CORGIS: The Collection of Really Great, Interesting, Situated Datasets. Former student says, “They do a good job of explaining what’s in each dataset and what it means.”
Kaggle. But please try to trace back to original datasets to confirm they come from different organizations and they haven’t been cleaned up.
HTML tables are relatively easy to convert to csv using online tools. ConvertCSV has been useful for students (although be conscious that you have to choose the right table on the page):
Wikipedia tables can provide useful data. There are a range of tools that can convert them. Students have used http://wikitable2csv.ggor.de/ and http://import.io. Another option is the wikidata project which provides CSV downloads of InfoBoxes (and perhaps other things).

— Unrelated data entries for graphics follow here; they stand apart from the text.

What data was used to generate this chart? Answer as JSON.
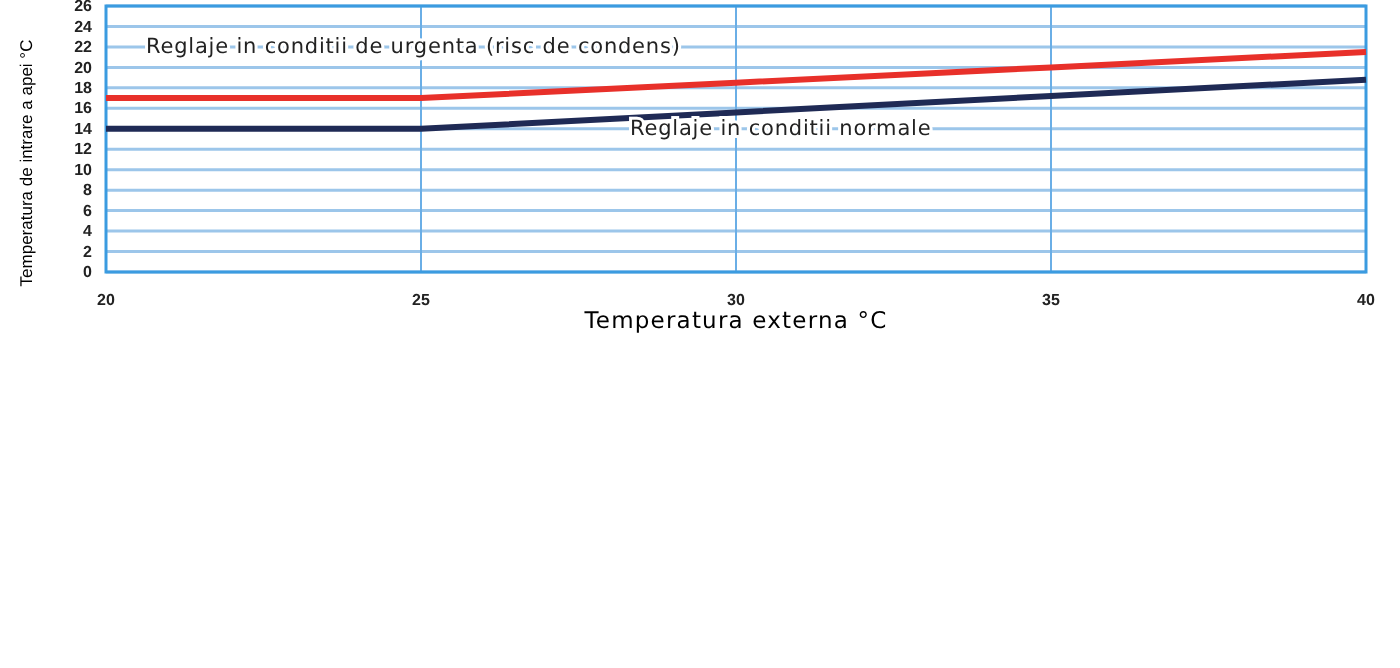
{
  "chart_data": {
    "type": "line",
    "xlabel": "Temperatura externa    °C",
    "ylabel": "Temperatura de intrare a apei   °C",
    "x": [
      20,
      25,
      30,
      35,
      40
    ],
    "series": [
      {
        "name": "Reglaje in conditii de urgenta (risc de condens)",
        "color": "#e8302a",
        "values": [
          17,
          17,
          18.5,
          20,
          21.5
        ]
      },
      {
        "name": "Reglaje in conditii normale",
        "color": "#1f2a55",
        "values": [
          14,
          14,
          15.6,
          17.2,
          18.8
        ]
      }
    ],
    "xlim": [
      20,
      40
    ],
    "xticks": [
      20,
      25,
      30,
      35,
      40
    ],
    "ylim": [
      0,
      26
    ],
    "yticks": [
      0,
      2,
      4,
      6,
      8,
      10,
      12,
      14,
      16,
      18,
      20,
      22,
      24,
      26
    ],
    "grid": true,
    "marker": "none",
    "line_style": "solid"
  }
}
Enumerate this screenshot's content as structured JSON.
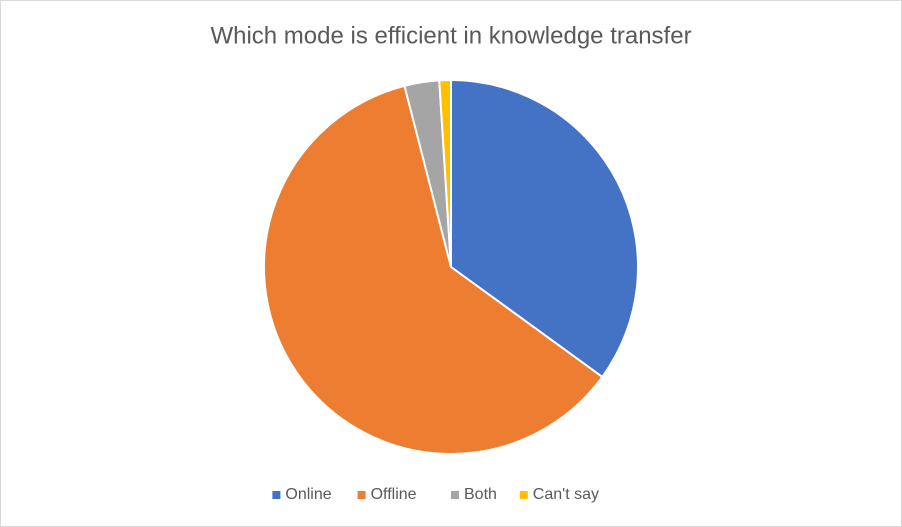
{
  "chart_data": {
    "type": "pie",
    "title": "Which mode is efficient in knowledge transfer",
    "categories": [
      "Online",
      "Offline",
      "Both",
      "Can't say"
    ],
    "values": [
      35,
      61,
      3,
      1
    ],
    "colors": [
      "#4472c4",
      "#ed7d31",
      "#a5a5a5",
      "#ffc000"
    ],
    "legend": "bottom"
  }
}
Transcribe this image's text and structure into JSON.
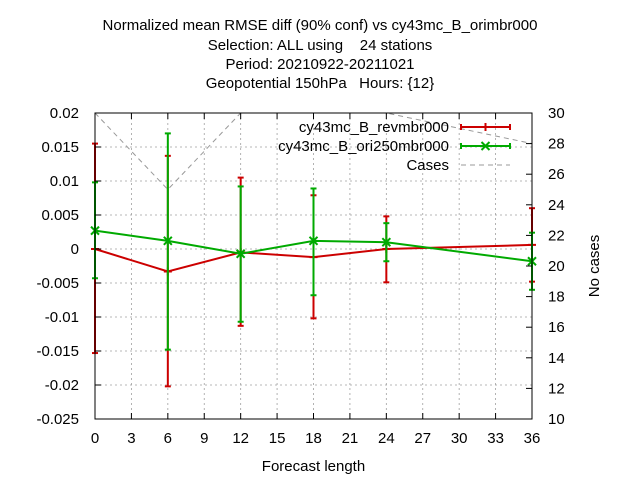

PDF files can provide useful data, especially from tables, but they have to be converted. The conversion tool that I like the best is http://tabula.technology/
Websites with data in structured formats other than tables can be extracted through “scraping” but that is out the course scope. Students have had luck with http://import.io to set up scraping.
Examples of data that are harder to deal with:
Images of plots (very, very hard, I’ve heard of people doing this but I never have). e.g., Video Game Popularity plot, no underlying data download.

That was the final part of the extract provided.